The 58-year-old Fjelstad announced last week that his startup, Sunnyvale-based Verdant Electronics, has come up with a solution that he says is more efficient, cost-effective and environmentally sound than lead-free solder. If he’s right, the industry can get rid of the solder-based printed circuit boards that have been around since the 1920s and use Verdant’s “Occam Process” for high-volume consumer electronics products.
“I’ve been looking into lead-free solder for seven or eight years,” said Fjelstad, a former fellow at chip packaging firm Tessera. “Initially, I thought it was a good idea. The more I dug into it, the less certain I was. Maybe that’s why the muse talked to me. I had a bolt of lightning. This was a way to get around it.”
Typical circuit boards consist of packaged integrated circuits that are placed into holes in a circuit board using a surface mount machine. The machine spreads solder paste over the holes and the excess is scraped off. The solder is baked at a high temperature so that it melts and establishes a permanent connection between the chips and the board. With lead-free solder, even higher temperatures are required.
With Verdant’s process, named after 14th century English philosopher William of Occam for its simplicity, the packaged ICs are encapsulated in a tough epoxy. Fjelstad calls it “reverse order processing” because normally you build a circuit board and then place chips on it.

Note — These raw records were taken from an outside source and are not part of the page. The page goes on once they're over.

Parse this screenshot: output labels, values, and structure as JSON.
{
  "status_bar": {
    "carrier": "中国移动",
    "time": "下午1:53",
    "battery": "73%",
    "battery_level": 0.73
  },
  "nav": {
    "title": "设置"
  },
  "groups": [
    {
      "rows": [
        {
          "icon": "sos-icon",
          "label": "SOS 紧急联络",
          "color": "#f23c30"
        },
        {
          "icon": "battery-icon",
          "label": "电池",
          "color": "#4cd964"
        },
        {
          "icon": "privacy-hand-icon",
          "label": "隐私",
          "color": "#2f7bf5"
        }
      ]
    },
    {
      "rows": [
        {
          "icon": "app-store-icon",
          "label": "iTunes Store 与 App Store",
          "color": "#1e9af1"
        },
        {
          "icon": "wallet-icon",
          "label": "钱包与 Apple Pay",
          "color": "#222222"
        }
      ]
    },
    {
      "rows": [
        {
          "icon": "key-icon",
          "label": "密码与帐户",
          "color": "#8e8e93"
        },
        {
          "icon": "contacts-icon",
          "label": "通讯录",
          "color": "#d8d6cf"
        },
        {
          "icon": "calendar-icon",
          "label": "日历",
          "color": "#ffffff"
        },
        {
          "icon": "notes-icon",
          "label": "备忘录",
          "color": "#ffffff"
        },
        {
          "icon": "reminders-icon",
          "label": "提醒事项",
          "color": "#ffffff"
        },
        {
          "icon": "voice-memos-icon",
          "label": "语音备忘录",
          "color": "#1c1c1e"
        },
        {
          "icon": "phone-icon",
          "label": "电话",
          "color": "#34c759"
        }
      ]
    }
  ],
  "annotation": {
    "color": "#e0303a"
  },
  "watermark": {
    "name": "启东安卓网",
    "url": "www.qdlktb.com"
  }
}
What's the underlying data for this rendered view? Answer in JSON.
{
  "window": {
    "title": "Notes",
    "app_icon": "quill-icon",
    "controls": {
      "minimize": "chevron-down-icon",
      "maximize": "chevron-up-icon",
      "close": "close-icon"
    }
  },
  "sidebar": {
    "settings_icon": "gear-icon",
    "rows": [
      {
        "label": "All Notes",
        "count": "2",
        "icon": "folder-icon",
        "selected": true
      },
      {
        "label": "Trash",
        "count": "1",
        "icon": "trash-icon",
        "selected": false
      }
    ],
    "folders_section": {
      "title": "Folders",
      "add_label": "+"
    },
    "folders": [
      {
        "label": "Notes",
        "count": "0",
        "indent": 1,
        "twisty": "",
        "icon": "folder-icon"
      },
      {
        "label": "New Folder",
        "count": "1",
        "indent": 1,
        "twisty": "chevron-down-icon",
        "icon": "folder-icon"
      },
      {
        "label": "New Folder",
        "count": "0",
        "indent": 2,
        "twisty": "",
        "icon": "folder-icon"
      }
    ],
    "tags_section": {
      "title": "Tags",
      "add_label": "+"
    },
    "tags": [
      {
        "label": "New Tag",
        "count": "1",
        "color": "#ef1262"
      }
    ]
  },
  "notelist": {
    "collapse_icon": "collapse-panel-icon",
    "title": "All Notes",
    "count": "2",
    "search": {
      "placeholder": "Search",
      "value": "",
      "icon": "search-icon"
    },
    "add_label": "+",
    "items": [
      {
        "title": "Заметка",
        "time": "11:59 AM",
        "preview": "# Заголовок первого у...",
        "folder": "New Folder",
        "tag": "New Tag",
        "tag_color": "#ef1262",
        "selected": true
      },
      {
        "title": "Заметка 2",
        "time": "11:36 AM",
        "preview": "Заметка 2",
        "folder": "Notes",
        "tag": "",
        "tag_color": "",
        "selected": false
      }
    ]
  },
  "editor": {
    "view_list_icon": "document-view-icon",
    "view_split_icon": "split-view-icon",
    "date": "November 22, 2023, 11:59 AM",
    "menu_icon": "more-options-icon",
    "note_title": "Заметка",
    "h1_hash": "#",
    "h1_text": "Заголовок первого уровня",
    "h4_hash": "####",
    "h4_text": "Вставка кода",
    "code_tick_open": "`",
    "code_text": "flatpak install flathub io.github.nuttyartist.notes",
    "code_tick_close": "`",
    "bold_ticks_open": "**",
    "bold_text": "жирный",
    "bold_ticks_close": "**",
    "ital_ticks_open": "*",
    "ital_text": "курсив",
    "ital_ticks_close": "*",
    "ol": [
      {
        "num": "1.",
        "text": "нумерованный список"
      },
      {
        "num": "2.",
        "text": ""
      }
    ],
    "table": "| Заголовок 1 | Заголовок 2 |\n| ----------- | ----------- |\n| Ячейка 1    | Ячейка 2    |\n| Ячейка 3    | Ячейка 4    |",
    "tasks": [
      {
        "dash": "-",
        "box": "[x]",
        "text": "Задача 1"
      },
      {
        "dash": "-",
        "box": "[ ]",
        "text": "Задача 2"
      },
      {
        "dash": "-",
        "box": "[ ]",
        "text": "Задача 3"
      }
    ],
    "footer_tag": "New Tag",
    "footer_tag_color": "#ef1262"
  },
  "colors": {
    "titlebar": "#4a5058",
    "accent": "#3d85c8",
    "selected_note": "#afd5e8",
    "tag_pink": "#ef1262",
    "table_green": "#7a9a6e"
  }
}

Verdant proposes to start with the components sitting in their correct positions on a base platform. Then the insulating epoxy is overmolded on top of the components. Lasers are used to drill holes for component leads. And copper vias are plated along with the circuit layer, followed by a coating of insulating material. The candidates for the epoxy include a variety of off-the-shelf materials currently in use in the industry.
Since the chips will be encapsulated, heat could be an issue. But Fjelstad says that heat spreaders and even heat pipes can be designed directly into the epoxy, which becomes the equivalent of the substrate of the printed circuit board.
There is a huge amount of momentum behind solder and printed circuit boards. When Fjelstad first joined the electronics industry in 1972, they were in use. General Electric experimented with putting bare die down and interconnecting them in the 1990s. But the progress languished. Conductive adhesive was tried, but reliability was poor.
Fjelstad said the company is making prototypes now and has received good feedback since its announcement. He expects military electronics companies to be the most enthusiastic customers because they often have devices that can’t use lead-free solder. While they have exemptions that allow them to use lead, the supplier base for lead-based solder is starting to dry up because of the European requirement to shift to lead-free solder. Fjelstad said the company has applied for seven patents and its raising capital.
Ultimately, he hopes the benefits of the Occam Process will overcome the momentum behind lead-free solder. Those benefits include better compliance with Europe’s environmental regulations, less vulnerability to mechanical and heat shocks, simpler electronics designs, fewer manufacturing steps and lower costs.
Alan Rae, a packaging expert at NanoDynamics, says that the Verdant process uses existing processes currently used to make high-volume products like cell phone circuit boards but it applies them in a novel way to create a “potentially low-cost integrated circuit board assembly and packaging solution that is ‘green.’”
“Solder for many years was the servant of the electronics industry,” Fjelstad said. “Now it is the master and everything is bending to meet the needs of the solder. I am questioning that. This is a master once benign but now not so kind.”